How I used Python to Collect Project Documentation

Documentation is always a challenge in the world of Software Engineering. Often times documentation is the last thing that gets done, and it’s hard to keep it updated. Some people make the argument that the code is the documentation, but you still need guides and other instructions for people to use your project.

One big challenge when you have a big project, is that even good documentation can be overwhelming. Often times people will create GitHub Wikis that are nothing more than several different markdown files linked together. This works, but makes it easy to get lost in the weeds. Moreover, it would be really helpful if there was a way to organize this documentation in a single place.

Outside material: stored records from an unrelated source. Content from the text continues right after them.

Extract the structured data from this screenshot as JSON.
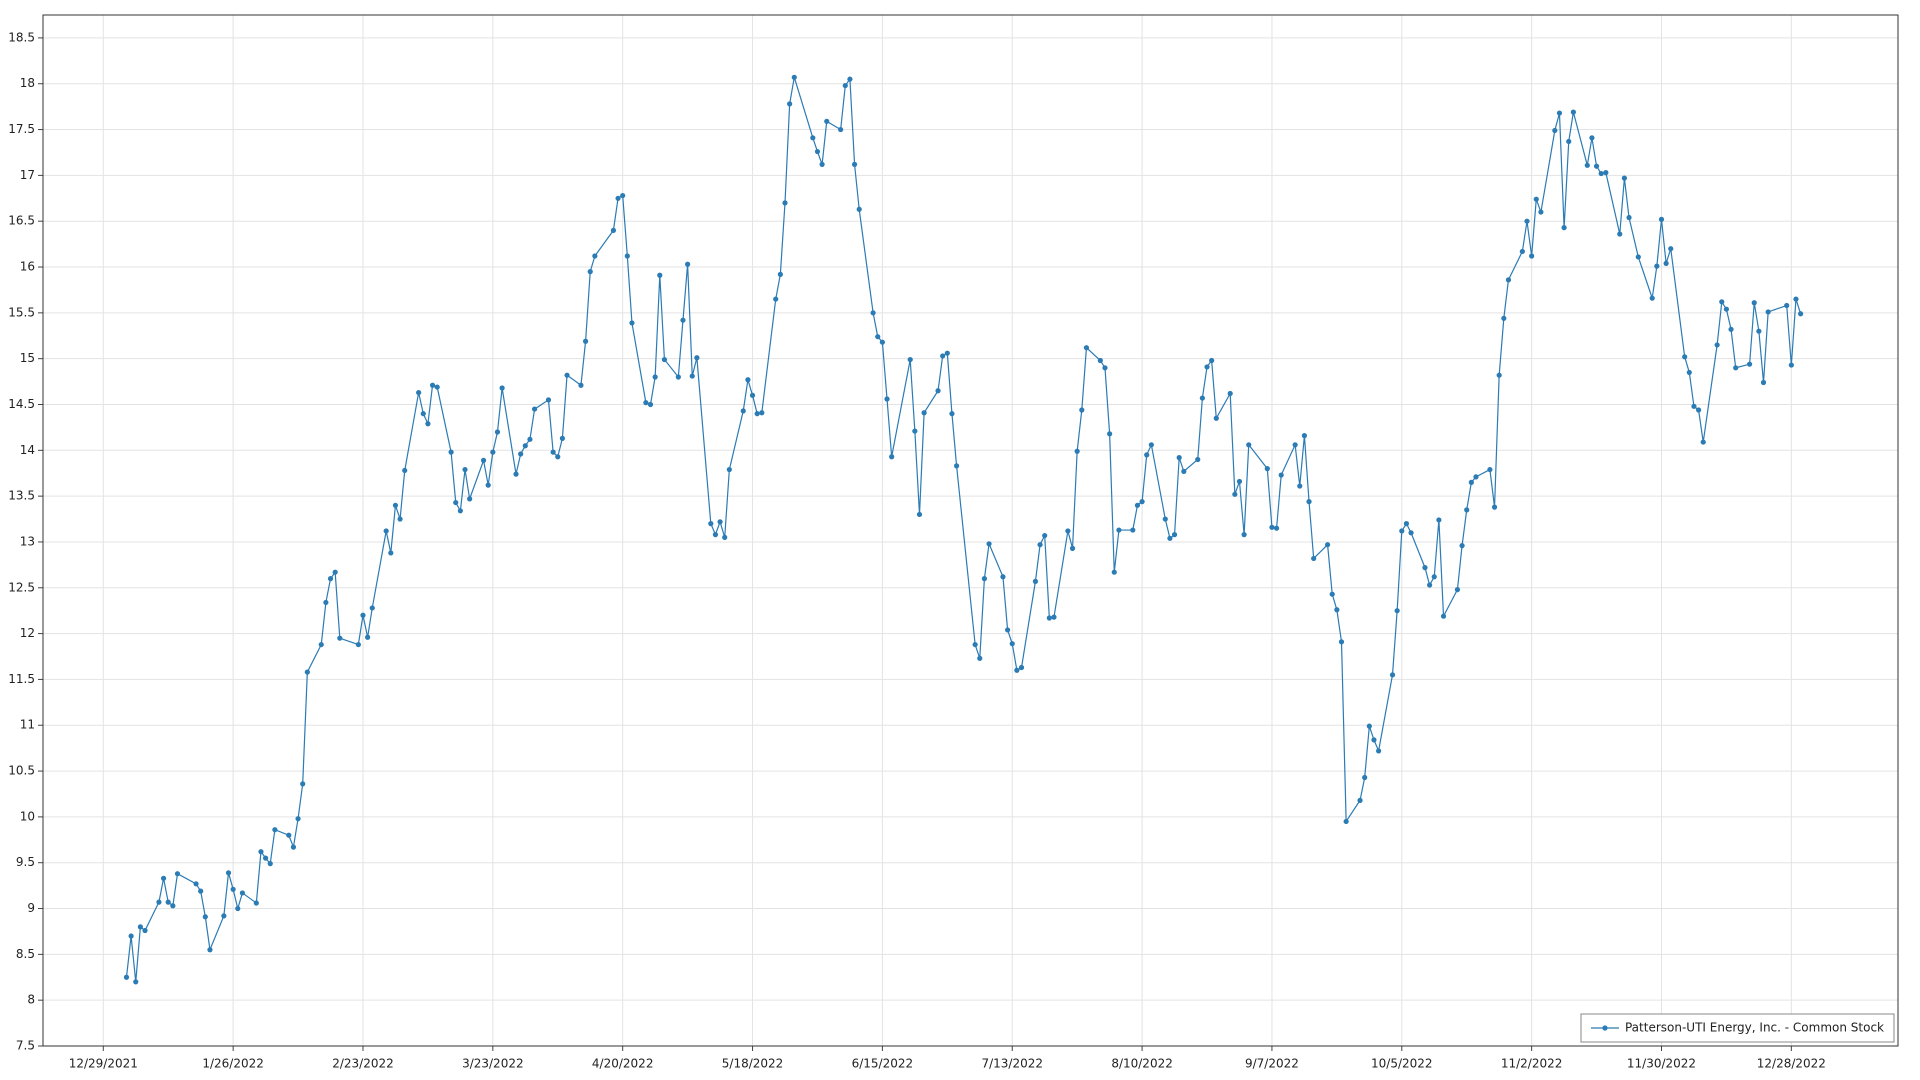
{
  "chart_data": {
    "type": "line",
    "x": [
      "1/3/2022",
      "1/4/2022",
      "1/5/2022",
      "1/6/2022",
      "1/7/2022",
      "1/10/2022",
      "1/11/2022",
      "1/12/2022",
      "1/13/2022",
      "1/14/2022",
      "1/18/2022",
      "1/19/2022",
      "1/20/2022",
      "1/21/2022",
      "1/24/2022",
      "1/25/2022",
      "1/26/2022",
      "1/27/2022",
      "1/28/2022",
      "1/31/2022",
      "2/1/2022",
      "2/2/2022",
      "2/3/2022",
      "2/4/2022",
      "2/7/2022",
      "2/8/2022",
      "2/9/2022",
      "2/10/2022",
      "2/11/2022",
      "2/14/2022",
      "2/15/2022",
      "2/16/2022",
      "2/17/2022",
      "2/18/2022",
      "2/22/2022",
      "2/23/2022",
      "2/24/2022",
      "2/25/2022",
      "2/28/2022",
      "3/1/2022",
      "3/2/2022",
      "3/3/2022",
      "3/4/2022",
      "3/7/2022",
      "3/8/2022",
      "3/9/2022",
      "3/10/2022",
      "3/11/2022",
      "3/14/2022",
      "3/15/2022",
      "3/16/2022",
      "3/17/2022",
      "3/18/2022",
      "3/21/2022",
      "3/22/2022",
      "3/23/2022",
      "3/24/2022",
      "3/25/2022",
      "3/28/2022",
      "3/29/2022",
      "3/30/2022",
      "3/31/2022",
      "4/1/2022",
      "4/4/2022",
      "4/5/2022",
      "4/6/2022",
      "4/7/2022",
      "4/8/2022",
      "4/11/2022",
      "4/12/2022",
      "4/13/2022",
      "4/14/2022",
      "4/18/2022",
      "4/19/2022",
      "4/20/2022",
      "4/21/2022",
      "4/22/2022",
      "4/25/2022",
      "4/26/2022",
      "4/27/2022",
      "4/28/2022",
      "4/29/2022",
      "5/2/2022",
      "5/3/2022",
      "5/4/2022",
      "5/5/2022",
      "5/6/2022",
      "5/9/2022",
      "5/10/2022",
      "5/11/2022",
      "5/12/2022",
      "5/13/2022",
      "5/16/2022",
      "5/17/2022",
      "5/18/2022",
      "5/19/2022",
      "5/20/2022",
      "5/23/2022",
      "5/24/2022",
      "5/25/2022",
      "5/26/2022",
      "5/27/2022",
      "5/31/2022",
      "6/1/2022",
      "6/2/2022",
      "6/3/2022",
      "6/6/2022",
      "6/7/2022",
      "6/8/2022",
      "6/9/2022",
      "6/10/2022",
      "6/13/2022",
      "6/14/2022",
      "6/15/2022",
      "6/16/2022",
      "6/17/2022",
      "6/21/2022",
      "6/22/2022",
      "6/23/2022",
      "6/24/2022",
      "6/27/2022",
      "6/28/2022",
      "6/29/2022",
      "6/30/2022",
      "7/1/2022",
      "7/5/2022",
      "7/6/2022",
      "7/7/2022",
      "7/8/2022",
      "7/11/2022",
      "7/12/2022",
      "7/13/2022",
      "7/14/2022",
      "7/15/2022",
      "7/18/2022",
      "7/19/2022",
      "7/20/2022",
      "7/21/2022",
      "7/22/2022",
      "7/25/2022",
      "7/26/2022",
      "7/27/2022",
      "7/28/2022",
      "7/29/2022",
      "8/1/2022",
      "8/2/2022",
      "8/3/2022",
      "8/4/2022",
      "8/5/2022",
      "8/8/2022",
      "8/9/2022",
      "8/10/2022",
      "8/11/2022",
      "8/12/2022",
      "8/15/2022",
      "8/16/2022",
      "8/17/2022",
      "8/18/2022",
      "8/19/2022",
      "8/22/2022",
      "8/23/2022",
      "8/24/2022",
      "8/25/2022",
      "8/26/2022",
      "8/29/2022",
      "8/30/2022",
      "8/31/2022",
      "9/1/2022",
      "9/2/2022",
      "9/6/2022",
      "9/7/2022",
      "9/8/2022",
      "9/9/2022",
      "9/12/2022",
      "9/13/2022",
      "9/14/2022",
      "9/15/2022",
      "9/16/2022",
      "9/19/2022",
      "9/20/2022",
      "9/21/2022",
      "9/22/2022",
      "9/23/2022",
      "9/26/2022",
      "9/27/2022",
      "9/28/2022",
      "9/29/2022",
      "9/30/2022",
      "10/3/2022",
      "10/4/2022",
      "10/5/2022",
      "10/6/2022",
      "10/7/2022",
      "10/10/2022",
      "10/11/2022",
      "10/12/2022",
      "10/13/2022",
      "10/14/2022",
      "10/17/2022",
      "10/18/2022",
      "10/19/2022",
      "10/20/2022",
      "10/21/2022",
      "10/24/2022",
      "10/25/2022",
      "10/26/2022",
      "10/27/2022",
      "10/28/2022",
      "10/31/2022",
      "11/1/2022",
      "11/2/2022",
      "11/3/2022",
      "11/4/2022",
      "11/7/2022",
      "11/8/2022",
      "11/9/2022",
      "11/10/2022",
      "11/11/2022",
      "11/14/2022",
      "11/15/2022",
      "11/16/2022",
      "11/17/2022",
      "11/18/2022",
      "11/21/2022",
      "11/22/2022",
      "11/23/2022",
      "11/25/2022",
      "11/28/2022",
      "11/29/2022",
      "11/30/2022",
      "12/1/2022",
      "12/2/2022",
      "12/5/2022",
      "12/6/2022",
      "12/7/2022",
      "12/8/2022",
      "12/9/2022",
      "12/12/2022",
      "12/13/2022",
      "12/14/2022",
      "12/15/2022",
      "12/16/2022",
      "12/19/2022",
      "12/20/2022",
      "12/21/2022",
      "12/22/2022",
      "12/23/2022",
      "12/27/2022",
      "12/28/2022",
      "12/29/2022",
      "12/30/2022"
    ],
    "series": [
      {
        "name": "Patterson-UTI Energy, Inc. - Common Stock",
        "color": "#2b7bb5",
        "values": [
          8.25,
          8.7,
          8.2,
          8.8,
          8.76,
          9.07,
          9.33,
          9.07,
          9.03,
          9.38,
          9.27,
          9.19,
          8.91,
          8.55,
          8.92,
          9.39,
          9.21,
          9.0,
          9.17,
          9.06,
          9.62,
          9.55,
          9.49,
          9.86,
          9.8,
          9.67,
          9.98,
          10.36,
          11.58,
          11.88,
          12.34,
          12.6,
          12.67,
          11.95,
          11.88,
          12.2,
          11.96,
          12.28,
          13.12,
          12.88,
          13.4,
          13.25,
          13.78,
          14.63,
          14.4,
          14.29,
          14.71,
          14.69,
          13.98,
          13.43,
          13.34,
          13.79,
          13.47,
          13.89,
          13.62,
          13.98,
          14.2,
          14.68,
          13.74,
          13.96,
          14.05,
          14.12,
          14.45,
          14.55,
          13.98,
          13.93,
          14.13,
          14.82,
          14.71,
          15.19,
          15.95,
          16.12,
          16.4,
          16.75,
          16.78,
          16.12,
          15.39,
          14.52,
          14.5,
          14.8,
          15.91,
          14.99,
          14.8,
          15.42,
          16.03,
          14.81,
          15.01,
          13.2,
          13.08,
          13.22,
          13.05,
          13.79,
          14.43,
          14.77,
          14.6,
          14.4,
          14.41,
          15.65,
          15.92,
          16.7,
          17.78,
          18.07,
          17.41,
          17.26,
          17.12,
          17.59,
          17.5,
          17.98,
          18.05,
          17.12,
          16.63,
          15.5,
          15.24,
          15.18,
          14.56,
          13.93,
          14.99,
          14.21,
          13.3,
          14.41,
          14.65,
          15.03,
          15.06,
          14.4,
          13.83,
          11.88,
          11.73,
          12.6,
          12.98,
          12.62,
          12.04,
          11.89,
          11.6,
          11.63,
          12.57,
          12.97,
          13.07,
          12.17,
          12.18,
          13.12,
          12.93,
          13.99,
          14.44,
          15.12,
          14.98,
          14.9,
          14.18,
          12.67,
          13.13,
          13.13,
          13.4,
          13.44,
          13.95,
          14.06,
          13.25,
          13.04,
          13.08,
          13.92,
          13.77,
          13.9,
          14.57,
          14.91,
          14.98,
          14.35,
          14.62,
          13.52,
          13.66,
          13.08,
          14.06,
          13.8,
          13.16,
          13.15,
          13.73,
          14.06,
          13.61,
          14.16,
          13.44,
          12.82,
          12.97,
          12.43,
          12.26,
          11.91,
          9.95,
          10.18,
          10.43,
          10.99,
          10.84,
          10.72,
          11.55,
          12.25,
          13.12,
          13.2,
          13.1,
          12.72,
          12.53,
          12.62,
          13.24,
          12.19,
          12.48,
          12.96,
          13.35,
          13.65,
          13.71,
          13.79,
          13.38,
          14.82,
          15.44,
          15.86,
          16.17,
          16.5,
          16.12,
          16.74,
          16.6,
          17.49,
          17.68,
          16.43,
          17.37,
          17.69,
          17.11,
          17.41,
          17.1,
          17.02,
          17.03,
          16.36,
          16.97,
          16.54,
          16.11,
          15.66,
          16.01,
          16.52,
          16.04,
          16.2,
          15.02,
          14.85,
          14.48,
          14.44,
          14.09,
          15.15,
          15.62,
          15.54,
          15.32,
          14.9,
          14.94,
          15.61,
          15.3,
          14.74,
          15.51,
          15.58,
          14.93,
          15.65,
          15.49
        ]
      }
    ],
    "xlim": [
      "12/16/2021",
      "1/20/2023"
    ],
    "xticks": [
      "12/29/2021",
      "1/26/2022",
      "2/23/2022",
      "3/23/2022",
      "4/20/2022",
      "5/18/2022",
      "6/15/2022",
      "7/13/2022",
      "8/10/2022",
      "9/7/2022",
      "10/5/2022",
      "11/2/2022",
      "11/30/2022",
      "12/28/2022"
    ],
    "ylim": [
      7.5,
      18.75
    ],
    "yticks": [
      7.5,
      8,
      8.5,
      9,
      9.5,
      10,
      10.5,
      11,
      11.5,
      12,
      12.5,
      13,
      13.5,
      14,
      14.5,
      15,
      15.5,
      16,
      16.5,
      17,
      17.5,
      18,
      18.5
    ],
    "grid": true,
    "markers": true,
    "legend": "lower right"
  }
}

Recently, I wanted to gather a large number of markdown files from a project I was working on. Basically, I needed to organize documentation into a single place. This place had to be easily readable, can be shared, and can be searched.

So I found MkDocs.

image copied from the MkDocs page here https://www.mkdocs.org/

MkDocs is a site generator that was written in python and is also open source. The site generator basically creates a static site using markdown files. You can host your site in GitHub Pages or an AWS S3 bucket static hosting. You can do everything using the MkDocs CLI, and just requires you to have python installed on whatever machine you’re using.

MkDocs also uses themes, so you can pick how you can customize what you want your site’s look and feel to be. For any MkDocs project I’d recommend the Material Theme which is built using Google’s Material Design Specification.

MkDocs creates the site using a yaml file to determine navigation, and a docs folder for the markdown files you want in your site. The yaml file is basically instructions for MkDocs to create the site and usually looks similar to this:

site_name: firstSite 
nav:     
  - Home: index.md     
  - About: about.md

This example shows a site named “first site” that has two markdown files in the docs folder to include index.md and about.md. The generated site would enable lefthand navigation from the main homepage and look like the following:

image copied from the MkDocs page here https://www.mkdocs.org/

Since MkDocs uses markdown files, this was perfect for what I was wanted to do. All I needed was to gather my projects README files in one place, and build in navigation where appropriate.

With my site generator picked out, I created a python script that walked through the project and collected the files. Then I used npm to create scripts that automated this process, so whenever I wanted to update the documentation site, I just ran npm run deploy and pushed updated documentation to the repo’s GitHub pages site. With this process, I now had all the documentation in one location that was easily searchable and can be shared.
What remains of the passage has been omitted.